David Gies II (Photo submitted)
By Rick Woelfel
David Gies II has spent a lot of time on the golf course over the last year, just not necessarily as a competitor. But the 30-year old Charlotte, N.C., resident will be on hand this week at Niagara Falls Country Club in Lewiston, N.Y., near the Canadian border, for the 61st playing of the Porter Cup, which kicks off on Wednesday.
Gies has spent a lot of time in recent months caddying for Kevin O’ Connell, first during Connell’s winning effort at the U.S. Mid-Amateur Championship at Charlotte Country Club, then, at the Masters this past April and finally at the U.S. Open at Pebble Beach in June.
If the reader believes that caddying is less stressful than actually competing, think again.
“As a player, you have a lot more control,” Gies said, “you're making the decisions, you’re hitting the shots. On the bag, you don’t want to say the wrong thing …. I think being a caddy is a little more nerve-wracking.”
Gies has known success as a competitor himself; he was a quarterfinalist at the Mid-Am in 2015. But he hasn’t played much competitive golf of late. He placed ninth over 54 holes at the Birmingham National Invitational in June. He also missed the cut at the South Carolina Open.
“I don’t know if I’ve played a four-round event this year,” he said.”
Gies grew up around golf. His father, also named David, is a golf professional and Gies himself oversees the caddie program at the Quail Hollow Club, an arrangement that affords him time to work on his own game.
“Fortunately for me, I’m at a place where my boss firmly encourages working on your game and getting better,” he said, “playing golf, and playing tournaments.
“For me, it’s pretty simple. Usually every day I work at 11 so I go in to work about eight, practice for a couple hours, and go to work.”
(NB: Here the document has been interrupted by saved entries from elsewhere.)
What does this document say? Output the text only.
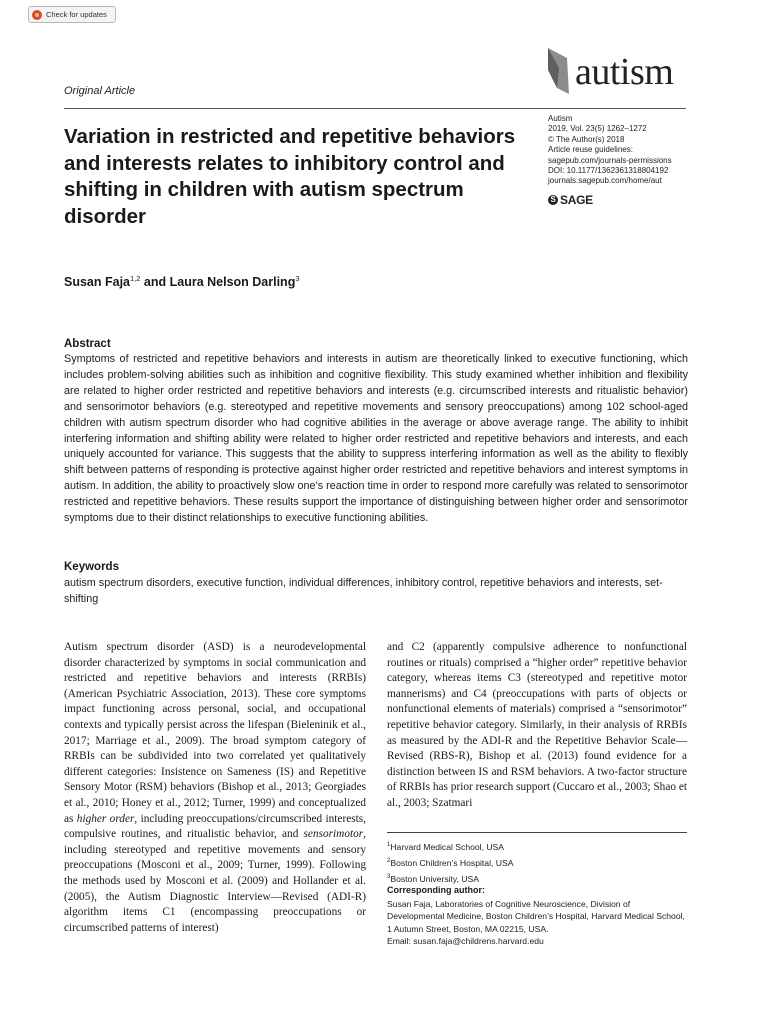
Check for updates
Original Article	autism
Variation in restricted and repetitive behaviors and interests relates to inhibitory control and shifting in children with autism spectrum disorder
Autism
2019, Vol. 23(5) 1262–1272
© The Author(s) 2018
Article reuse guidelines:
sagepub.com/journals-permissions
DOI: 10.1177/1362361318804192
journals.sagepub.com/home/aut
S SAGE
Susan Faja$^{1,2}$ and Laura Nelson Darling$^3$
Abstract
Symptoms of restricted and repetitive behaviors and interests in autism are theoretically linked to executive functioning, which includes problem-solving abilities such as inhibition and cognitive flexibility. This study examined whether inhibition and flexibility are related to higher order restricted and repetitive behaviors and interests (e.g. circumscribed interests and ritualistic behavior) and sensorimotor behaviors (e.g. stereotyped and repetitive movements and sensory preoccupations) among 102 school-aged children with autism spectrum disorder who had cognitive abilities in the average or above average range. The ability to inhibit interfering information and shifting ability were related to higher order restricted and repetitive behaviors and interests, and each uniquely accounted for variance. This suggests that the ability to suppress interfering information as well as the ability to flexibly shift between patterns of responding is protective against higher order restricted and repetitive behaviors and interest symptoms in autism. In addition, the ability to proactively slow one’s reaction time in order to respond more carefully was related to sensorimotor restricted and repetitive behaviors. These results support the importance of distinguishing between higher order and sensorimotor symptoms due to their distinct relationships to executive functioning abilities.
Keywords
autism spectrum disorders, executive function, individual differences, inhibitory control, repetitive behaviors and interests, set-shifting
Autism spectrum disorder (ASD) is a neurodevelopmental disorder characterized by symptoms in social communication and restricted and repetitive behaviors and interests (RRBIs) (American Psychiatric Association, 2013). These core symptoms impact functioning across personal, social, and occupational contexts and typically persist across the lifespan (Bieleninik et al., 2017; Marriage et al., 2009). The broad symptom category of RRBIs can be subdivided into two correlated yet qualitatively different categories: Insistence on Sameness (IS) and Repetitive Sensory Motor (RSM) behaviors (Bishop et al., 2013; Georgiades et al., 2010; Honey et al., 2012; Turner, 1999) and conceptualized as higher order, including preoccupations/circumscribed interests, compulsive routines, and ritualistic behavior, and sensorimotor, including stereotyped and repetitive movements and sensory preoccupations (Mosconi et al., 2009; Turner, 1999). Following the methods used by Mosconi et al. (2009) and Hollander et al. (2005), the Autism Diagnostic Interview—Revised (ADI-R) algorithm items C1 (encompassing preoccupations or circumscribed patterns of interest)
and C2 (apparently compulsive adherence to nonfunctional routines or rituals) comprised a “higher order” repetitive behavior category, whereas items C3 (stereotyped and repetitive motor mannerisms) and C4 (preoccupations with parts of objects or nonfunctional elements of materials) comprised a “sensorimotor” repetitive behavior category. Similarly, in their analysis of RRBIs as measured by the ADI-R and the Repetitive Behavior Scale—Revised (RBS-R), Bishop et al. (2013) found evidence for a distinction between IS and RSM behaviors. A two-factor structure of RRBIs has prior research support (Cuccaro et al., 2003; Shao et al., 2003; Szatmari
$^1$Harvard Medical School, USA
$^2$Boston Children’s Hospital, USA
$^3$Boston University, USA
Corresponding author:
Susan Faja, Laboratories of Cognitive Neuroscience, Division of Developmental Medicine, Boston Children’s Hospital, Harvard Medical School, 1 Autumn Street, Boston, MA 02215, USA.
Email: susan.faja@childrens.harvard.edu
Gies is able to adjust his work schedule to play in tournaments. “It’s pretty easy to ask (for time off) to play,” he said.
“Obviously, financially, you can’t ask off every week, but I’ve got the best boss in the world, as far as encouraging me to play and practice.”
Gies will be making his third appearance in the Porter Cup. A self-described “architecture nut,” his summer tournament schedule is determined by deciding what courses he’d like to play.
“Since I finished college (North Alabama) I pick my entire schedule based on the golf course,” he said. “I love old-style golf courses. Whenever I go to a (U.S. Mid-Am or U.S. Amateur) qualifier, I always pick somewhere where I think the golf course would be fun to play.”
A fan of Golden Age architect Seth Raynor, Gies recently played the Camargo Club in Cincinnati, which was one of the courses used last week for a U.S. Amateur qualifier.
“It just makes it more enjoyable to travel when you get to play a high-quality course that’s got some history,” he said.
The layout at Niagara Falls Country Club dates back to 1919. It was designed by A.W. Tillinghast with subsequent revisions by Robert Trent Jones Sr., Geoffrey Cornish, and Brian Silva. It will play to 6,871 yards for the Porter Cup with a par of 70.
The Porter Cup got its start in 1959. It was originally called the International Invitation at Niagara Falls Country Club and the field that first year consisted primarily of college players and businessmen from Western New York and Southern Ontario.
The following year the tournament was named for Alex Porter, a local businessman who donated the championship trophy. That same year the event expanded from 54 to 72 holes.
As time passed, the tournament began attracting an increasing number of elite players. Some went on to find success on the PGA Tour while some maintained their amateur standing. The list of winners includes Dean Beaman (1964), Howard Twitty (1970), Ben Crenshaw (1971), Vinny Giles (1973), George Burns (1974), Jay Sigel (1975, ’81, ‘87), John Cook (1979), Nathaniel Crosby (1982), Phil Mickelson (1990), David Duval (1992), and Allen Doyle (1994).
The list of players who competed in the Porter Cup but did not win it includes Tiger Woods, Davis Love III, Tom Lehman, Justin Leonard, and Hal Sutton among others.